Mapping the Invisible: Visualizing Earth’s Magnetosphere with Python

Imagine trying to map a massive, invisible ocean of electricity surrounding our planet. That is exactly what NASA’s IMAGE mission set out to do using the Radio Plasma Imager (RPI). Instead of using visible light, the RPI acts like a long-range "cosmic sonar," sending powerful radio pulses into the Earth's magnetosphere.

By measuring how these pulses bounce off clouds of charged particles (plasma), scientists can "see" the structure of space weather that is normally hidden from our eyes. In this post, we’re going to use Python to take raw RPI sounding data and reconstruct a 2D map of these plasma densities, revealing the dense "inner shell" of our planet's atmosphere.

import numpy as np
import matplotlib.pyplot as plt

# --- PHYSICS CALCULATIONS ---
def get_electron_density(freq_hz):
    """
    Applies the Plasma Frequency formula: f_p ≈ 9000 * sqrt(Ne).
    Returns density in electrons per cubic centimeter (e-/cc).
    """
    return (freq_hz / 9000)**2

def get_cartesian_coords(dist_re, angle_deg):
    """Converts polar satellite data to X-Y coordinates."""
    rad = np.radians(angle_deg)
    return dist_re * np.cos(rad), dist_re * np.sin(rad)

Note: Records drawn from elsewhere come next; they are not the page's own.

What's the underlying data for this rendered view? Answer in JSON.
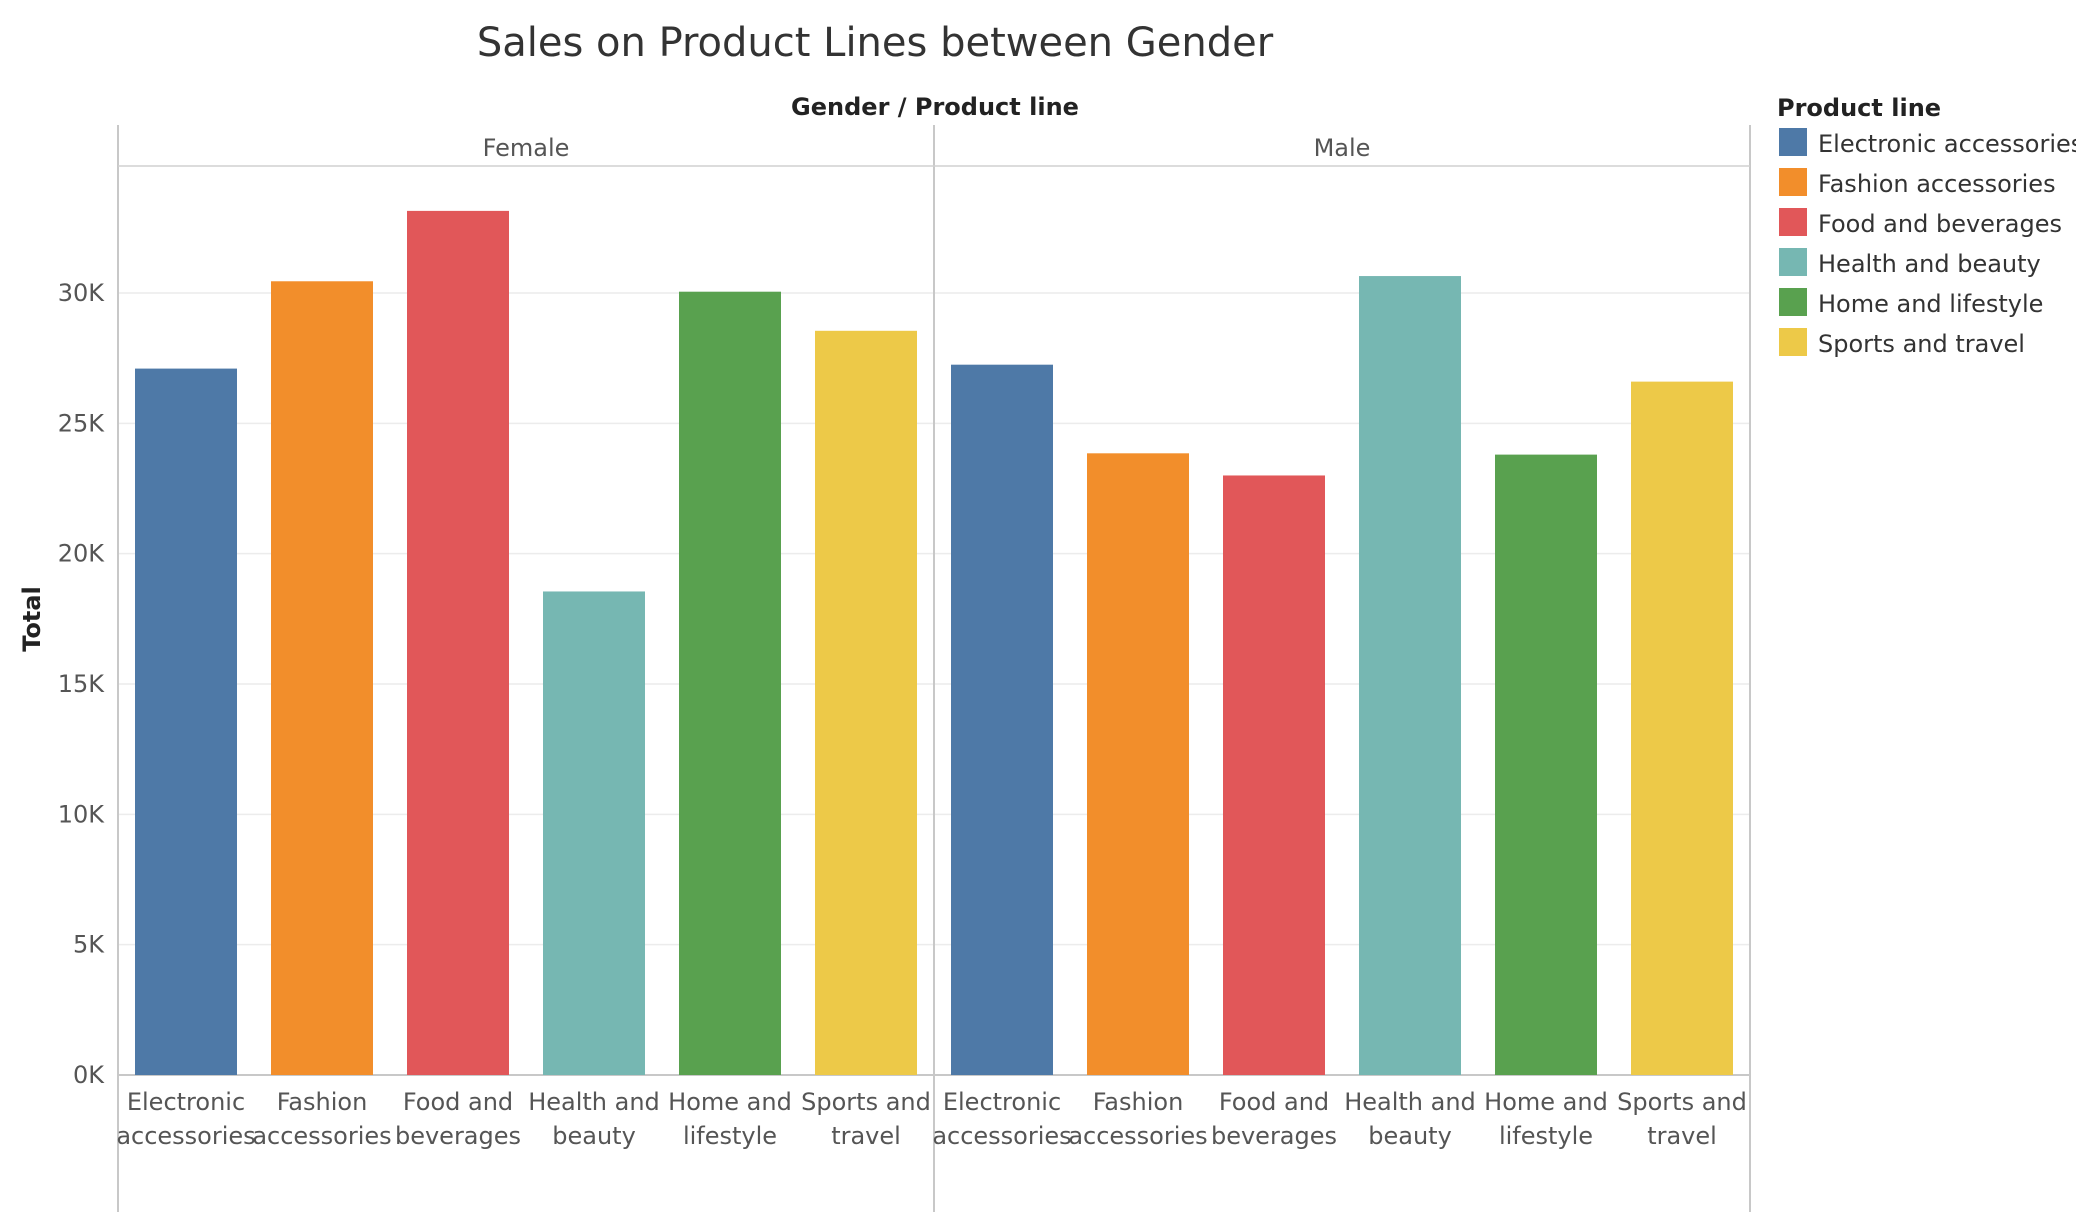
{
  "chart_data": {
    "type": "bar",
    "title": "Sales on Product Lines between Gender",
    "header": "Gender / Product line",
    "ylabel": "Total",
    "ylim": [
      0,
      35000
    ],
    "y_ticks": [
      0,
      5000,
      10000,
      15000,
      20000,
      25000,
      30000
    ],
    "y_tick_labels": [
      "0K",
      "5K",
      "10K",
      "15K",
      "20K",
      "25K",
      "30K"
    ],
    "grid": true,
    "legend": {
      "title": "Product line",
      "placement": "right",
      "items": [
        {
          "label": "Electronic accessories",
          "color": "#4e79a7"
        },
        {
          "label": "Fashion accessories",
          "color": "#f28e2b"
        },
        {
          "label": "Food and beverages",
          "color": "#e15759"
        },
        {
          "label": "Health and beauty",
          "color": "#76b7b2"
        },
        {
          "label": "Home and lifestyle",
          "color": "#59a14f"
        },
        {
          "label": "Sports and travel",
          "color": "#edc948"
        }
      ]
    },
    "panels": [
      {
        "name": "Female",
        "categories": [
          {
            "line1": "Electronic",
            "line2": "accessories",
            "value": 27100
          },
          {
            "line1": "Fashion",
            "line2": "accessories",
            "value": 30450
          },
          {
            "line1": "Food and",
            "line2": "beverages",
            "value": 33150
          },
          {
            "line1": "Health and",
            "line2": "beauty",
            "value": 18550
          },
          {
            "line1": "Home and",
            "line2": "lifestyle",
            "value": 30050
          },
          {
            "line1": "Sports and",
            "line2": "travel",
            "value": 28550
          }
        ]
      },
      {
        "name": "Male",
        "categories": [
          {
            "line1": "Electronic",
            "line2": "accessories",
            "value": 27250
          },
          {
            "line1": "Fashion",
            "line2": "accessories",
            "value": 23850
          },
          {
            "line1": "Food and",
            "line2": "beverages",
            "value": 23000
          },
          {
            "line1": "Health and",
            "line2": "beauty",
            "value": 30650
          },
          {
            "line1": "Home and",
            "line2": "lifestyle",
            "value": 23800
          },
          {
            "line1": "Sports and",
            "line2": "travel",
            "value": 26600
          }
        ]
      }
    ]
  }
}
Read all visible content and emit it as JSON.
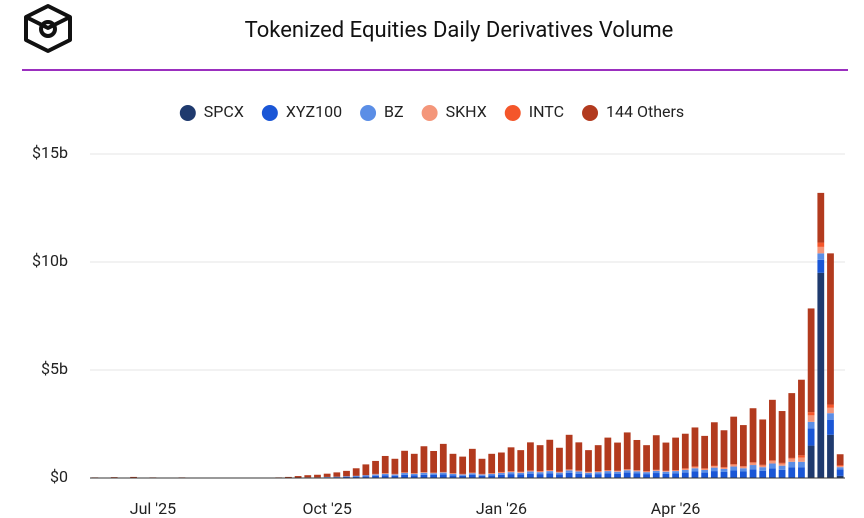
{
  "chart_data": {
    "type": "stacked_bar",
    "title": "Tokenized Equities Daily Derivatives Volume",
    "categories": [
      null,
      null,
      null,
      null,
      null,
      null,
      "Jul '25",
      null,
      null,
      null,
      null,
      null,
      null,
      null,
      null,
      null,
      null,
      null,
      null,
      null,
      null,
      null,
      null,
      null,
      "Oct '25",
      null,
      null,
      null,
      null,
      null,
      null,
      null,
      null,
      null,
      null,
      null,
      null,
      null,
      null,
      null,
      null,
      null,
      "Jan '26",
      null,
      null,
      null,
      null,
      null,
      null,
      null,
      null,
      null,
      null,
      null,
      null,
      null,
      null,
      null,
      null,
      null,
      "Apr '26",
      null,
      null,
      null,
      null,
      null,
      null,
      null,
      null,
      null,
      null,
      null,
      null,
      null,
      null,
      null,
      null,
      null
    ],
    "series": [
      {
        "name": "SPCX",
        "color": "#1f3a6e",
        "values": [
          0,
          0,
          0,
          0,
          0,
          0,
          0,
          0,
          0,
          0,
          0,
          0,
          0,
          0,
          0,
          0,
          0,
          0,
          0,
          0,
          0,
          0,
          0,
          0,
          0,
          0,
          0,
          0,
          0,
          0,
          0,
          0,
          0,
          0,
          0,
          0,
          0,
          0,
          0,
          0,
          0,
          0,
          0,
          0,
          0,
          0,
          0,
          0,
          0,
          0,
          0,
          0,
          0,
          0,
          0,
          0,
          0,
          0,
          0,
          0,
          0,
          0,
          0,
          0,
          0,
          0,
          0,
          0,
          0,
          0,
          0,
          0,
          0,
          0,
          1.5,
          9.5,
          2.0,
          0.1
        ]
      },
      {
        "name": "XYZ100",
        "color": "#1a56d6",
        "values": [
          0,
          0,
          0,
          0,
          0,
          0,
          0,
          0,
          0,
          0,
          0,
          0,
          0,
          0,
          0,
          0,
          0,
          0,
          0,
          0,
          0,
          0.01,
          0.02,
          0.02,
          0.03,
          0.04,
          0.05,
          0.06,
          0.08,
          0.1,
          0.12,
          0.1,
          0.15,
          0.12,
          0.15,
          0.14,
          0.16,
          0.12,
          0.1,
          0.14,
          0.1,
          0.12,
          0.15,
          0.18,
          0.16,
          0.2,
          0.18,
          0.22,
          0.17,
          0.24,
          0.2,
          0.16,
          0.18,
          0.22,
          0.2,
          0.25,
          0.21,
          0.18,
          0.23,
          0.2,
          0.22,
          0.25,
          0.3,
          0.25,
          0.32,
          0.28,
          0.35,
          0.3,
          0.4,
          0.33,
          0.45,
          0.38,
          0.5,
          0.5,
          0.8,
          0.6,
          0.7,
          0.3
        ]
      },
      {
        "name": "BZ",
        "color": "#5b8ee6",
        "values": [
          0,
          0,
          0,
          0,
          0,
          0,
          0,
          0,
          0,
          0,
          0,
          0,
          0,
          0,
          0,
          0,
          0,
          0,
          0,
          0,
          0,
          0,
          0.01,
          0.01,
          0.02,
          0.02,
          0.03,
          0.04,
          0.05,
          0.06,
          0.07,
          0.06,
          0.08,
          0.07,
          0.09,
          0.08,
          0.09,
          0.07,
          0.06,
          0.08,
          0.06,
          0.07,
          0.08,
          0.09,
          0.08,
          0.1,
          0.09,
          0.1,
          0.08,
          0.11,
          0.1,
          0.08,
          0.09,
          0.1,
          0.09,
          0.11,
          0.1,
          0.09,
          0.1,
          0.09,
          0.1,
          0.12,
          0.15,
          0.12,
          0.16,
          0.14,
          0.18,
          0.15,
          0.2,
          0.17,
          0.22,
          0.19,
          0.25,
          0.25,
          0.3,
          0.3,
          0.3,
          0.1
        ]
      },
      {
        "name": "SKHX",
        "color": "#f4967a",
        "values": [
          0,
          0,
          0,
          0,
          0,
          0,
          0,
          0,
          0,
          0,
          0,
          0,
          0,
          0,
          0,
          0,
          0,
          0,
          0,
          0,
          0,
          0,
          0,
          0,
          0,
          0,
          0,
          0,
          0,
          0.02,
          0.02,
          0.02,
          0.02,
          0.02,
          0.02,
          0.02,
          0.02,
          0.02,
          0.02,
          0.02,
          0.02,
          0.02,
          0.03,
          0.03,
          0.03,
          0.03,
          0.03,
          0.03,
          0.03,
          0.03,
          0.03,
          0.03,
          0.03,
          0.03,
          0.03,
          0.03,
          0.03,
          0.03,
          0.03,
          0.03,
          0.03,
          0.05,
          0.06,
          0.05,
          0.07,
          0.06,
          0.08,
          0.07,
          0.1,
          0.08,
          0.12,
          0.1,
          0.15,
          0.2,
          0.3,
          0.3,
          0.25,
          0.05
        ]
      },
      {
        "name": "INTC",
        "color": "#f4562a",
        "values": [
          0,
          0,
          0,
          0,
          0,
          0,
          0,
          0,
          0,
          0,
          0,
          0,
          0,
          0,
          0,
          0,
          0,
          0,
          0,
          0,
          0,
          0,
          0,
          0,
          0,
          0,
          0,
          0,
          0,
          0.01,
          0.01,
          0.01,
          0.01,
          0.01,
          0.01,
          0.01,
          0.01,
          0.01,
          0.01,
          0.01,
          0.01,
          0.01,
          0.02,
          0.02,
          0.02,
          0.02,
          0.02,
          0.02,
          0.02,
          0.02,
          0.02,
          0.02,
          0.02,
          0.02,
          0.02,
          0.02,
          0.02,
          0.02,
          0.02,
          0.02,
          0.02,
          0.03,
          0.03,
          0.03,
          0.03,
          0.03,
          0.03,
          0.03,
          0.03,
          0.03,
          0.03,
          0.03,
          0.03,
          0.1,
          0.15,
          0.2,
          0.15,
          0.05
        ]
      },
      {
        "name": "144 Others",
        "color": "#b23a1e",
        "values": [
          0.03,
          0.02,
          0.04,
          0.01,
          0.05,
          0.02,
          0.03,
          0.01,
          0.02,
          0.03,
          0.01,
          0.02,
          0.01,
          0.02,
          0.01,
          0.01,
          0.02,
          0.01,
          0.02,
          0.03,
          0.05,
          0.08,
          0.1,
          0.12,
          0.15,
          0.2,
          0.25,
          0.35,
          0.5,
          0.6,
          0.8,
          0.7,
          1.0,
          0.9,
          1.2,
          1.0,
          1.3,
          0.9,
          0.8,
          1.1,
          0.7,
          0.9,
          0.9,
          1.1,
          1.0,
          1.3,
          1.2,
          1.4,
          1.1,
          1.6,
          1.3,
          1.0,
          1.2,
          1.5,
          1.3,
          1.7,
          1.4,
          1.2,
          1.6,
          1.3,
          1.5,
          1.6,
          1.8,
          1.5,
          2.0,
          1.7,
          2.2,
          1.9,
          2.5,
          2.1,
          2.8,
          2.4,
          3.0,
          3.5,
          4.8,
          2.3,
          7.0,
          0.5
        ]
      }
    ],
    "ylim": [
      0,
      15
    ],
    "yticks": [
      {
        "value": 0,
        "label": "$0"
      },
      {
        "value": 5,
        "label": "$5b"
      },
      {
        "value": 10,
        "label": "$10b"
      },
      {
        "value": 15,
        "label": "$15b"
      }
    ],
    "grid": true
  }
}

# --- DATASET (Sample RPI Echoes) ---
# "ID": (Angle, Distance_RE, Reflection_Freq_Hz)
plasma_data = {
    "1": (300, 1.0, 284000), "2": (315, 2.5, 201000), "3": (350, 6.5, 12600),
    "4": (45, 4.5, 20100),   "5": (60, 3.9, 25500),   "6": (90, 4.1, 28500),
    "7": (120, 4.0, 25500),  "8": (135, 5.5, 20100),  "9": (215, 7.2, 12600), 
    "10": (230, 3.5, 220000), "11": (270, 1.2, 348000)
}

# --- PROCESSING ---
x, y, densities = [], [], []
for loc, (ang, dist, freq) in plasma_data.items():
    nx, ny = get_cartesian_coords(dist, ang)
    x.append(nx); y.append(ny)
    densities.append(get_electron_density(freq))

# --- VISUALIZATION ---
plt.figure(figsize=(10, 7))
# Red = High Density (Near Earth), Blue = Low Density (Outer Space)
scatter = plt.scatter(x, y, c=densities, s=[d/5 for d in densities], 
                      cmap='coolwarm', edgecolors='black', alpha=0.8)

# Add Earth for reference
earth = plt.Circle((0, 0), 1, color='skyblue', label='Earth')
plt.gca().add_patch(earth)

plt.colorbar(scatter, label='Electron Density (e-/cc)')
plt.title("Visualizing Earth's Magnetosphere via RPI Sounding")
plt.xlabel("Distance ($R_E$)"); plt.ylabel("Distance ($R_E$)")
plt.axis('equal'); plt.grid(True, alpha=0.3)
plt.show()

By visualizing this data, we can clearly see the boundary known as the plasmopause—the dramatic drop-off where the dense, Earth-bound plasma gives way to the vast, sparse vacuum of the outer magnetosphere. The code we’ve built doesn't just plot points; it provides a window into the dynamic environment that protects our satellites and power grids from solar storms. As the data shows, the closer we get to Earth, the more crowded the neighborhood becomes! Whether you're a space enthusiast or a data scientist, mapping the invisible reminds us that even "empty" space is teeming with activity.